Insomma, ma che vi leggete? Cosa vi manca sopra questa terra che la cercate nei libri di lettura amena? Amena accanto a lettura non s'accosta più? È perché? L'aggettivo non è sconcio. È sconcio? Io non so a che punto stanno le parole. A me amena piace. Vado a leggere (o dei, so già un po' leggere col dito sotto): ... che ha per fine più il diletto che l'educazione
. Ecco, ho capito perché mi piace. Ma chi è che legge ormai più per diletto? Dopo quel giorno, poi, dopo quel giorno (ma davvero si muore leggendo per diletto?). O forse è solo per diletto che leggeremmo, in solitudine e senza che si sappia. O no?

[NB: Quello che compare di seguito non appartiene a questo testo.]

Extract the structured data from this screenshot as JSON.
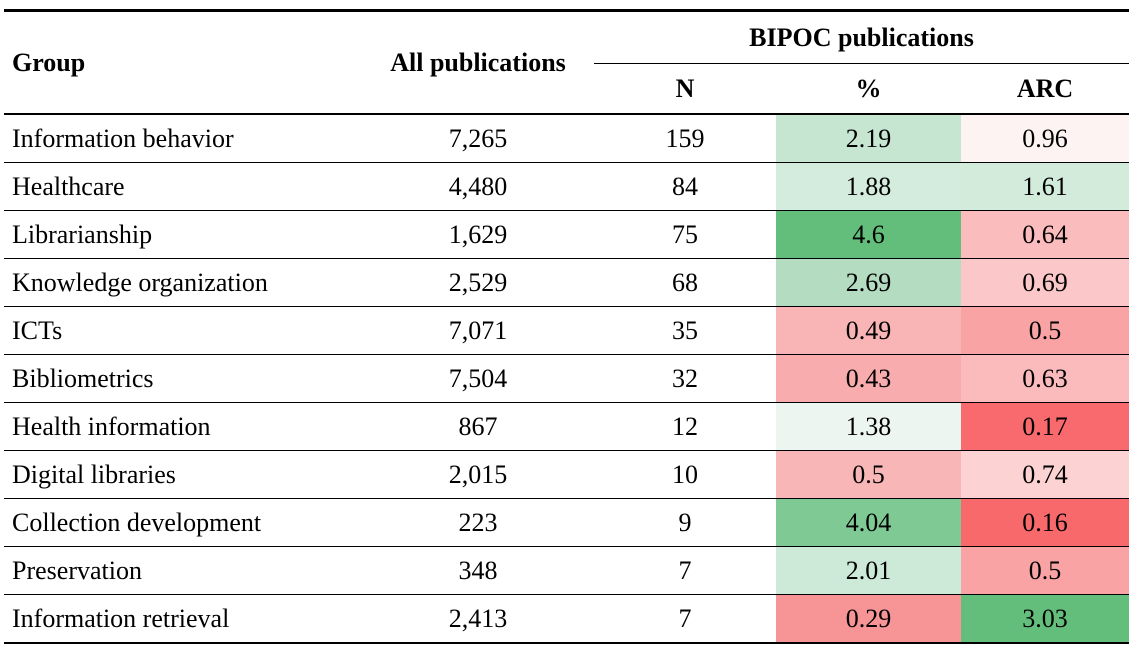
{
  "table": {
    "headers": {
      "group": "Group",
      "all_publications": "All publications",
      "bipoc_publications": "BIPOC publications",
      "n": "N",
      "percent": "%",
      "arc": "ARC"
    },
    "rows": [
      {
        "group": "Information behavior",
        "all": "7,265",
        "n": "159",
        "pct": "2.19",
        "arc": "0.96",
        "pct_color": "#c6e6d2",
        "arc_color": "#fdf3f3"
      },
      {
        "group": "Healthcare",
        "all": "4,480",
        "n": "84",
        "pct": "1.88",
        "arc": "1.61",
        "pct_color": "#d4ecdd",
        "arc_color": "#d2ebdb"
      },
      {
        "group": "Librarianship",
        "all": "1,629",
        "n": "75",
        "pct": "4.6",
        "arc": "0.64",
        "pct_color": "#63be7b",
        "arc_color": "#fbbcbe"
      },
      {
        "group": "Knowledge organization",
        "all": "2,529",
        "n": "68",
        "pct": "2.69",
        "arc": "0.69",
        "pct_color": "#b3dcc0",
        "arc_color": "#fbc7c9"
      },
      {
        "group": "ICTs",
        "all": "7,071",
        "n": "35",
        "pct": "0.49",
        "arc": "0.5",
        "pct_color": "#f9b5b6",
        "arc_color": "#f9a3a5"
      },
      {
        "group": "Bibliometrics",
        "all": "7,504",
        "n": "32",
        "pct": "0.43",
        "arc": "0.63",
        "pct_color": "#f8acad",
        "arc_color": "#fbbbbd"
      },
      {
        "group": "Health information",
        "all": "867",
        "n": "12",
        "pct": "1.38",
        "arc": "0.17",
        "pct_color": "#ecf5ef",
        "arc_color": "#f86a6d"
      },
      {
        "group": "Digital libraries",
        "all": "2,015",
        "n": "10",
        "pct": "0.5",
        "arc": "0.74",
        "pct_color": "#f9b6b7",
        "arc_color": "#fcd2d3"
      },
      {
        "group": "Collection development",
        "all": "223",
        "n": "9",
        "pct": "4.04",
        "arc": "0.16",
        "pct_color": "#7fc994",
        "arc_color": "#f8696b"
      },
      {
        "group": "Preservation",
        "all": "348",
        "n": "7",
        "pct": "2.01",
        "arc": "0.5",
        "pct_color": "#cde9d7",
        "arc_color": "#f9a3a5"
      },
      {
        "group": "Information retrieval",
        "all": "2,413",
        "n": "7",
        "pct": "0.29",
        "arc": "3.03",
        "pct_color": "#f69496",
        "arc_color": "#63be7b"
      }
    ]
  }
}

Saremo interrogati. Mi pare anche giusto. Cosa c'è nell'aldilà, oltre la quarta di copertina? Non sono domande avvincenti?
Certe volte giochicchio con un pensiero tondo tondo come con una moneta alla quale fare salire e discendere il dorso delle dita, me la spasso col pensiero che addirittura possano anche esistere gli dei, ma solo loro, solo dee e dei (sono forse il mio passatempo gli dei?), e che siano gli umani a non esistere, cioè ci siano per non esistere, ecco, che siano parte del nulla, che c'è per non essere, c'è per non esserci (il nulla deve pur esserci prima di prendere la decisione di non esserci, il che vuol dire che tutto è sempre quel nulla che sta lì lì per decidere). Le creature umane esistono come assurda dimostrazione dell'esistenza degli assurdi dei. In realtà non c'è realtà, anch'essa assurda. Com'è che tutto questo mi pare più facile del contrario, del cosiddetto esistente? Anche meno pesante.
(E se fossero il mio pubblico le dee, gli dei?).